私がこの病院にお世話になったのは1999年である。それまでの多くの時間は動物実験に割いていたと言っても過言ではない。テキサス大学の病理では代償性腎肥大と糸球体硬化を、成長因子を絡めた実験をやっていた。実は糸球体障害より先に尿細管肥大と間質の障害が起こっていて、その元凶は「work load」であるということがわかった。ここに、カロリー制限を行うとIGF-Iを介してこれらが改善する。働き過ぎはよくないということである。その後、動物実験はぴたりとやめ臨床医学から何が浮かび上がってくるかを検討してきた。結果は正直である。毎日飽きるほど臨床をやっていると、既に「肌で感じる」とおりの事が多く、新しいことがそう多くある訳ではない。あくまでも科学的に検証しているにすぎない。ただ、「それってホント」というような発見もいくつもあった。

ある日透析患者のご家族から余りにもボケ症状が強くなってきたので診てほしいと頼まれ、MRIを撮ったらマンガン鉱山で働く人に見られるとされる特異な像があり「なぜマンガン?」と目が点になった。その透析患者が元気になろうとしてたくさんのサプリを飲んでいた。これだと思った。が、サプリにマンガンが入っているものは無い。メーカーに聞いても答はNOである。意地になって都内の食品化学分析センターに高いお金を払ってまでして調べてもらったら、なんとクロレラにマンガンが入っていたのである。キレート剤を毎回注射したらみるみる元気になって画像まできれいになった(AJKD 46:749,2005 Ohtake, et al.)。まるで手品のようだ。

われわれのチームのモットーは「世にものを問う姿勢」を持ちながら臨床をやるということである。臨床も研究も両者同等に大切である。そういえば、私は大阪の出身であり中学のバレー部で毎日苦しい練習を強いられていた時、「憎き」しかし「愛すべき」指導者がいつも言っていた。勉強とバレー「文武両道だ」と。今となってはこの先生が最初の恩師であったと言える。

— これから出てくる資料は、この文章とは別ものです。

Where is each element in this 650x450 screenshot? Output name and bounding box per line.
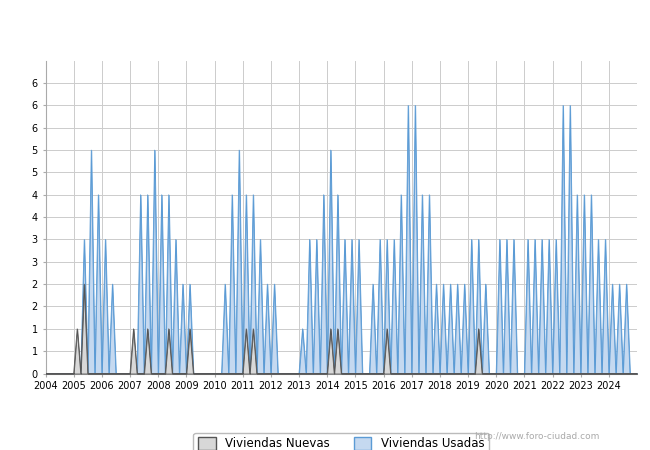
Text: http://www.foro-ciudad.com: http://www.foro-ciudad.com: [474, 432, 600, 441]
Legend: Viviendas Nuevas, Viviendas Usadas: Viviendas Nuevas, Viviendas Usadas: [194, 433, 489, 450]
Text: Mesía  -  Evolucion del Nº de Transacciones Inmobiliarias: Mesía - Evolucion del Nº de Transaccione…: [117, 18, 533, 33]
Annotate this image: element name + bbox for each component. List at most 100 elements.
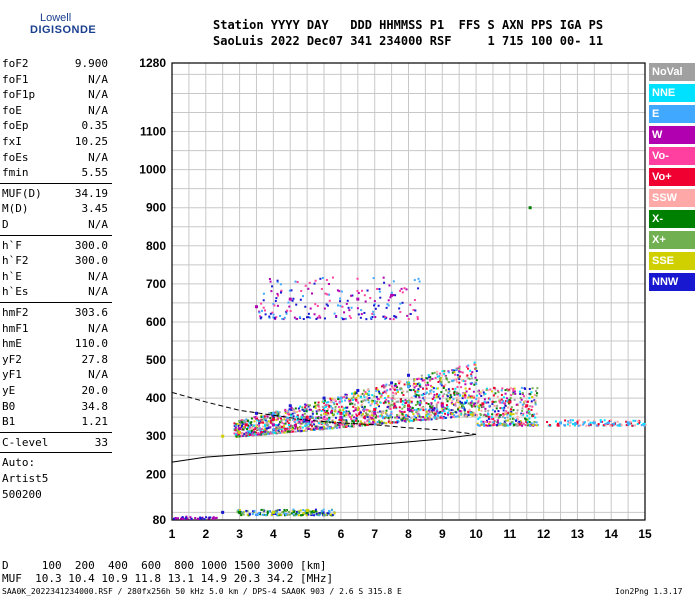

我々の腎臓チームは皆でよく遊びそれに鎌倉中のグルメもしている。私はクラシック音楽大好き人間でクラリネットも楽しんでいた。地元で私が理事長をしている「NPO法人癒しの医療を考える会」主催の音楽会では、毎回作曲家と病について話をしている。モーツアルトは溶連菌感染後CKD心不全をたどったと考えられる(拙著 モーツアルトやベートーヴェンその音楽と病 医薬ジャーナル社刊)。今ならもっと長生きできた事は言うまでもない。

透析患者の心血管障害は保存期の早い時期からから出現している。目に見えないだけである。目に見えないものを見るのが優秀な内科医の役割である。人には見えなくとも、自分が一番先に見ることができるのはなんといっても「快感」である。見えれば次は何かしたくなる。知ってしまえばやはりほっとけないのも人情だ。